Apresentando poemas, romances e outros escritos femininos, Regina Néri se contrapõe a Freud e a Lacan, evidenciando a relação amorosa, de admiração e identificação positiva das filhas com suas mães. Adélia Prado fala de sua mãe na poesia "Fotografia", relatando que, apesar de toda repressão, ela vislumbrava "em seu rosto um desejo de beleza, que uma doutrina dura fez contido. Seria um retrato triste, se não visse em seus olhos um jardim" (p. 253). [...] "Minha mãe cozinhava exatamente: arroz, feijão roxinho, molho de batatinhas.
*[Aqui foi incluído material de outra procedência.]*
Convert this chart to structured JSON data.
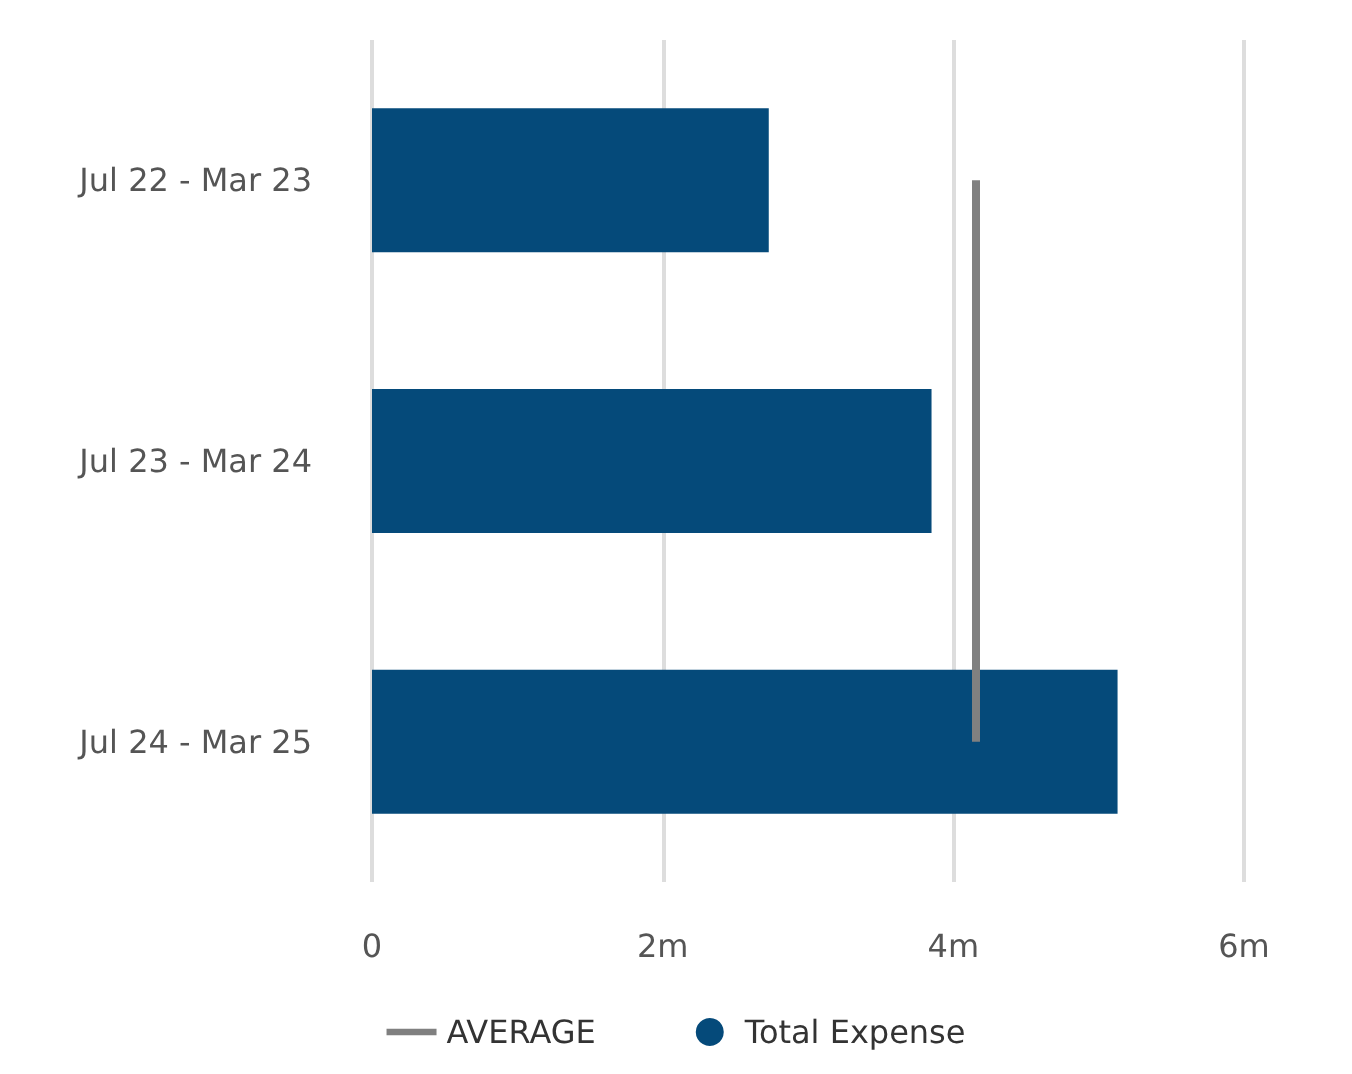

Mas cantava". Marie Bonaparte faz uma associação de sua mãe com a música: "Minha mãe, poética e sonhadora, tem a alma da música".

 

Transmissão de uma cultura da vida como obra de arte, é o que afirma Duras em relação a sua mãe: "[...] eu não tive uma mãe que se interessasse pela arte: ela não ia ao teatro, não amava a pintura, somente a aventura da vida cotidiana, mas sem dúvida ao lado dela, eu nunca encontrei alguém que fizesse de cada dia uma novidade tão violenta" (p. 255).

 

Regina Néri vai fazer destas falas contraponto ao que entende como a relação mãe-filha marcada pela negatividade nas concepções psicanalíticas. Freud pensa a relação mãe-filha marcada pela hostilidade e desprezo da filha quando da descoberta da castração da mãe. Também afirma que nesta relação com a mãe se encontra o germe da paranoia feminina. Lacan entende que a relação da menina com a mãe é uma "devastação", marcada pela impossibilidade de o outro materno oferecer à filha seja um significante da feminilidade, seja um significante fálico.

 

Segundo a autora, para essas escritoras a relação mãe-filha não conduz à indiferenciação mortífera ou à paranoia, mas à criação. Para Néri, não se trata de um retrato idealizado, fetichizado, da "outra mulher" como aquela que detém o falo da feminilidade, objeto de mistério, fascinação e inveja. Ao contrário, é o retrato banal de uma mulher de carne e osso, a mãe pelo olhar de sua filha. Na psicanálise, nem sempre é colocado assim o jeito de admirar uma mulher.

 

Ao ressignificar a presença do feminino na psicanálise e na cultura, Néri conceitua a feminilidade em sua positividade, como excesso e intensidade, que conduz à criação e não à patologia. Entende a intensidade como produtora: o excesso irrompe e faz inscrição. O ato criativo é mais da ordem da inscrição que da escrita.

 

A feminilidade na escrita criativa está presente também nos homens, como afirma Regina Néri, mas, em alguns trechos e capítulos, sua teorização restringe e identifica a feminilidade à mulher.

 

A concepção de sublimação que ela expõe se refere à conceituação do criativo na segunda tópica freudiana, tal como vai ser entendida e explorada por vários autores contemporâneos. A autora entende que Freud deu passagem à nova subjetividade que estava sendo instaurada no século xix ao acompanhar e dar voz ao sintoma histérico. Sintoma entendido como expressão de um movimento que se rebela a uma ordem dada, desenvolvendo uma nova subjetivação e, ao mesmo tempo, sintoma que se submete ao estabelecido e resiste ao novo.

 

Regina Néri, ao ressignificar o feminino na fundação da psicanálise, teria como ambição pensar os destinos da psicanálise hoje. Propõe aos psicanalistas que deixem de lastimar as novas apresentações do mal-estar de seus pacientes que não sentam, não associam, para que possam elencar a radicalidade do sintoma histérico na modernidade, de modo a pensar os acting outs de hoje no que têm a ver com uma economia subjetiva corpórea.